Continuous use can lead to physical dependence and symptoms of withdrawal can arise when the use is diminished or stopped abruptly. Since all remedial calms function by slowing down the activity of the brain, when a person stops taking these, a rebounding effect can occur, which can lead to convulsions and other harmful effects.

Tolerance to the effects of the drug can also occur, which means that larger doses are necessary to achieve similar effects. This may result in users getting higher doses and risk an overdose.

Recognizing the Drug Abuse

People who are addicted to Xanax cannot function without this drug in their life. If they are in denial, they may believe that the Xanax is helping them by decreasing their stress levels. While this may be true to some extent, this drug isn’t meant to be a long-term solution for people who were never prescribed the medication to begin with. If your dosage and use isn’t being monitored by a healthcare professional, you are putting yourself at a major risk for experiencing harmful and dangerous side effects. Tolerance can also build up quickly and when it does, drug addicts will take even larger doses more frequently. 

An individual who is addicted to Xanax will likely exhibit psychological, physical and even behavioral symptoms. A person who has a dependency on Xanax when they exhibit these signs and symptoms:

  • Always drowsy or has feelings of drowsiness
  • Require more Xanax in order to feel the effects
  • Slurred speech
  • Has memory problems
  • Impaired coordination
  • Mood swings and has manic type moods
  • Cannot concentrate properly
  • Has loss interest in daily activities
  • Lacks the motivation to do anything
  • Has strong cravings 
  • Has strained relationships with friends and loved ones
  • Avoids tasks that require them to concentrate
  • Has financial problems due to excessive spending on Xanax

Serious Side Effects

If a drug addict shows serious signs of xanax abuse, he or she must seek medical attention right away. These side effects can be very serious, and may even result in death.

  • Seizures
  • Slow or labored breathing
  • Suicidal thoughts
  • Increased heart rate
  • Dependency on Xanax
  • Swelling in extremities
  • Fainting
  • Liver damage

Xanax mixed with other drugs and alcohol can be dangerous. It increases the risk of being potentially fatal. If not careful, the addict can have breathing issues, sedation, or worse, fall into a coma. Because of this, it is important that this drug is not be mixed with other illegal drugs, alcohol or any kind of medication to avoid a potentially fatal overdose. 
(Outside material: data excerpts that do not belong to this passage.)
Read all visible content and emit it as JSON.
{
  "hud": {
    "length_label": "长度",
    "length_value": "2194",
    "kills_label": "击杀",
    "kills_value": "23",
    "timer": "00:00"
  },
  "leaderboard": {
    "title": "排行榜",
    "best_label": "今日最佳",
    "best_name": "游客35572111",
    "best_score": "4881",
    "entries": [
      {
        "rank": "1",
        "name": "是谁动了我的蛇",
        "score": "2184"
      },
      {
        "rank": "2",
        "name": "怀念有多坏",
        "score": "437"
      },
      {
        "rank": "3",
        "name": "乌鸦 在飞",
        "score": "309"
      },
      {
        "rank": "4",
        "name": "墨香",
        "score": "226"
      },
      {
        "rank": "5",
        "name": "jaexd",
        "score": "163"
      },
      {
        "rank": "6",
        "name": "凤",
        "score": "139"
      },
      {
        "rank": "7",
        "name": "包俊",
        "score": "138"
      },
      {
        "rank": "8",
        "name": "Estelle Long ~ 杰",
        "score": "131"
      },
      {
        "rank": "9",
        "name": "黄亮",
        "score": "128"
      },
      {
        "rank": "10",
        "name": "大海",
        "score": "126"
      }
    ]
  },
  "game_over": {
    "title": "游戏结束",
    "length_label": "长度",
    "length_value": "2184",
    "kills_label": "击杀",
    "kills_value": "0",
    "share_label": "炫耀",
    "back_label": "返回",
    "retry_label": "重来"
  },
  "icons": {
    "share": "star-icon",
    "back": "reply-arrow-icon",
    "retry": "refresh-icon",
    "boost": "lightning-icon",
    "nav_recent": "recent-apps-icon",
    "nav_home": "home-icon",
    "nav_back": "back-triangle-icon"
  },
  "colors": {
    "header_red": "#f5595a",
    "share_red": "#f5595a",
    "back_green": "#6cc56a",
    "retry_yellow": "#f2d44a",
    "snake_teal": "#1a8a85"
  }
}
Withdrawal Symptoms of Xanax

A person who has suddenly stopped using Xanax or has decreased the dose significantly will usually experience withdrawal symptoms, which in some cases can be life-threatening. Even if you have accepted that you have an addiction and want to get clean, you should never just quit cold turkey. Individuals are urged to consult a medical provider first before ceasing the use of this drug. Sudden withdrawal from this drug can result in:

  • Headaches
  • Insomnia
  • Difficulty concentrating
  • Muscle cramps
  • Sensitivity to light or noise
  • Blurred vision
  • Depression and anxiety
  • Sweating
  • Digestive problems
  • Seizures 
  • Tremors 

If you or anyone you know experienced any of these symptoms seek medical help immediately.

Treatment for Addiction

Before starting a drug abuse treatment process, it is highly recommended to consult a toxicity treatment or medical professional.

For the above-mentioned withdrawal hazards, a period of supervised detox services to stop Xanax will be needed to ensure that the patient passes this difficult process safely. The status shall be monitored during this period to prevent negative consequences. Due to the seriousness and duration of the symptoms of Xanax withdrawal, this drug should be detoxified by trained medical professionals at a reputable treatment center. 

After the detoxification process, monitoring is essential to stay sobriety, to adapt to life without the drug and to improve overall well-being. Addiction is a chronic problem and it is often important that progress made during the initial treatment process is consistently maintained in the long-term.